В конце концов, получив от Браманте множество толчков и пинков, пленники оказались в подземном помещении. Не слишком большом. И неотделанном, незавершенном: часть его была открыта темно-фиолетовому ночному небу с едва заметными звездами, сыпал мелкий дождь.
Это было нечто вроде главного вестибюля, и от него в стороны отходили другие помещения. Вход закрывали железные ворота, современные, предназначенные для защиты от случайных посетителей.
Браманте отпер замок одной из келий, расположенной справа, открыл дверь и достал из кармана большой складной нож.
Мясник что-то забормотал и в ужасе уставился на лезвие.
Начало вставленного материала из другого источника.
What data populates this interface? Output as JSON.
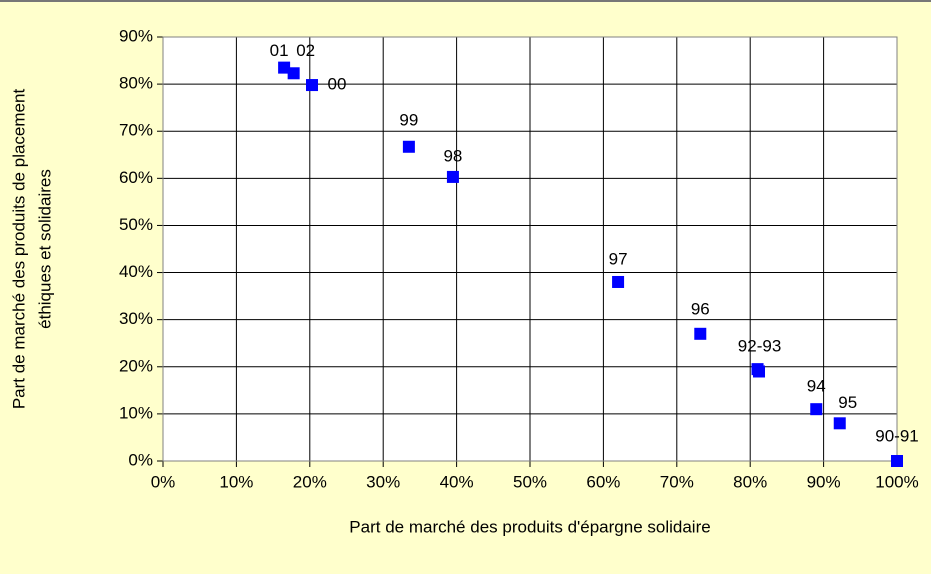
{
  "chart_data": {
    "type": "scatter",
    "x_label": "Part de marché des produits d'épargne solidaire",
    "y_label": [
      "Part de marché des produits de placement",
      "éthiques et solidaires"
    ],
    "x": [
      16.5,
      17.8,
      20.3,
      33.5,
      39.5,
      62,
      73.2,
      81,
      81.2,
      89,
      92.2,
      100
    ],
    "y": [
      83.5,
      82.3,
      79.8,
      66.7,
      60.3,
      38,
      27,
      19.5,
      19,
      11,
      8,
      0
    ],
    "labels": [
      "01",
      "02",
      "00",
      "99",
      "98",
      "97",
      "96",
      "92-93",
      null,
      "94",
      "95",
      "90-91"
    ],
    "color": "#0000ff",
    "xlim": [
      0,
      100
    ],
    "xticks": [
      {
        "value": 0,
        "label": "0%"
      },
      {
        "value": 10,
        "label": "10%"
      },
      {
        "value": 20,
        "label": "20%"
      },
      {
        "value": 30,
        "label": "30%"
      },
      {
        "value": 40,
        "label": "40%"
      },
      {
        "value": 50,
        "label": "50%"
      },
      {
        "value": 60,
        "label": "60%"
      },
      {
        "value": 70,
        "label": "70%"
      },
      {
        "value": 80,
        "label": "80%"
      },
      {
        "value": 90,
        "label": "90%"
      },
      {
        "value": 100,
        "label": "100%"
      }
    ],
    "ylim": [
      0,
      90
    ],
    "yticks": [
      {
        "value": 0,
        "label": "0%"
      },
      {
        "value": 10,
        "label": "10%"
      },
      {
        "value": 20,
        "label": "20%"
      },
      {
        "value": 30,
        "label": "30%"
      },
      {
        "value": 40,
        "label": "40%"
      },
      {
        "value": 50,
        "label": "50%"
      },
      {
        "value": 60,
        "label": "60%"
      },
      {
        "value": 70,
        "label": "70%"
      },
      {
        "value": 80,
        "label": "80%"
      },
      {
        "value": 90,
        "label": "90%"
      }
    ],
    "grid": true
  }
}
Археолог одним сильным движением разрезал связывавшую пленников толстую веревку и толкнул мужчину внутрь, злобно пнув в спину. Тот упал на пол и замер. Дверь с грохотом захлопнулась за ним.
Прабакаран закрыла глаза, судорожно пытаясь понять, что все это означает, но тут же постаралась выкинуть мысли из головы.
Браманте запихнул ее в соседнее помещение, закрыл за собой дверь и запер. У него был целый набор ключей, как заметила Роза. Несколько — на цепочке, так их обычно носят сторожа. Или археолог, заявившийся в свои былые Палестины.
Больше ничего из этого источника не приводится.